In finding the root cause, most of my time was spent in one of following three categories:
- 9 minutes – Looking at various pieces of data. This includes looking at both Perf Trace data and looking at various dashboards.
- 8 minutes – Writing or debugging SQL queries. The main SQL query I wrote was for looking at the Perf Trace data for queries around the time of the incident.
- 5 minutes – Writing up the results in a document.
Takeaways
Based on the footage, there are two main takeaways I have:
- When looking at data, I should have a clear sense of what I’m looking for.
- I should have a repository of common SQL snippets I use.
For the first point, I noticed that I would spend a lot of time scrolling through the data without looking for anything in particular.
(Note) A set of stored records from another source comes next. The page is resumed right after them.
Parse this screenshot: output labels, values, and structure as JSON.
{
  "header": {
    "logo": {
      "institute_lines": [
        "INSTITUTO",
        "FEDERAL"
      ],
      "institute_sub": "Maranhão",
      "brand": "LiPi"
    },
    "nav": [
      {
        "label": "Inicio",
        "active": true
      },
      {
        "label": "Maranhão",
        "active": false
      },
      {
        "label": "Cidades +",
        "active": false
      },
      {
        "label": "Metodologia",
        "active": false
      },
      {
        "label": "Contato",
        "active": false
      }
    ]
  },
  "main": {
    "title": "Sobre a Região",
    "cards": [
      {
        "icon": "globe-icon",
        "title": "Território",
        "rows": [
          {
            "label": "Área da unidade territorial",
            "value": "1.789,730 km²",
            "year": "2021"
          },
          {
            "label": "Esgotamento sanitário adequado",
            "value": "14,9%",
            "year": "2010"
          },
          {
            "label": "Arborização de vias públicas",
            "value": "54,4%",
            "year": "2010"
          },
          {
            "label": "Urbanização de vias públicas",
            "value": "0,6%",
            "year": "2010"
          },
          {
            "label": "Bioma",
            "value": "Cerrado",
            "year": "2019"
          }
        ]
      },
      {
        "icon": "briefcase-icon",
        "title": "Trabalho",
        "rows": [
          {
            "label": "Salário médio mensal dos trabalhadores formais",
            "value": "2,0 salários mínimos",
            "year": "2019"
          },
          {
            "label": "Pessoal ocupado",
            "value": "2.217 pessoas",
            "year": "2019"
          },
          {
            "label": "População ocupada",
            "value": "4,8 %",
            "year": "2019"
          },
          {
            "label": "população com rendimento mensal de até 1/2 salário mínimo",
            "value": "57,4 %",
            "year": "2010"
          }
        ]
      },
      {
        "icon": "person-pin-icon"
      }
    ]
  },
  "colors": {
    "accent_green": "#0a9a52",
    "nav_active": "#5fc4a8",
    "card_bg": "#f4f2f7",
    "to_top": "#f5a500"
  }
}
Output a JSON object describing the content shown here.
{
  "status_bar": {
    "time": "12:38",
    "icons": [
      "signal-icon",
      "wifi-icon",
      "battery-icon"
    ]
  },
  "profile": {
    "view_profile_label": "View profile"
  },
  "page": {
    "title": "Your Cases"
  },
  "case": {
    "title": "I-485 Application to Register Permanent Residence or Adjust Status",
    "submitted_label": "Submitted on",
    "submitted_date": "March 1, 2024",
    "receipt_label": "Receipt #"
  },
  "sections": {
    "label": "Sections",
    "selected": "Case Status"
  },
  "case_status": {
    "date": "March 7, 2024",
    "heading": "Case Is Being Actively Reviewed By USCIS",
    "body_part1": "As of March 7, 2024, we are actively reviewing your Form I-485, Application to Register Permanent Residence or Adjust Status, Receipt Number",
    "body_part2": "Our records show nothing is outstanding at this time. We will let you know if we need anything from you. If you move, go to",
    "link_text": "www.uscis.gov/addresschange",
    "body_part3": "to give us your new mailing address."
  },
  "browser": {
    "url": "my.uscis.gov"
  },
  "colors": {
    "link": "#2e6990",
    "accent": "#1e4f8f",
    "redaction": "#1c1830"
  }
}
Scrolling mindlessly through the data wasted a lot of time and I didn’t really find anything particularly interesting. I think if I had a clear sense of what I was looking for when digging through the data, I could have reduced the amount of time I spent looking through the data.
As for the second point, I spent a lot of time getting the SQL query I wrote to work. The SQL query I wrote for analyzing the Perf Trace data is similar to many queries I’ve written in the past. It took a fair amount of time getting the SQL query to work and debugging some issues with it. If I kept a repository of common SQL snippets I used, I wouldn’t have needed to spend as much time writing the SQL. This is because the repository would already have a snippet that worked and was already debugged.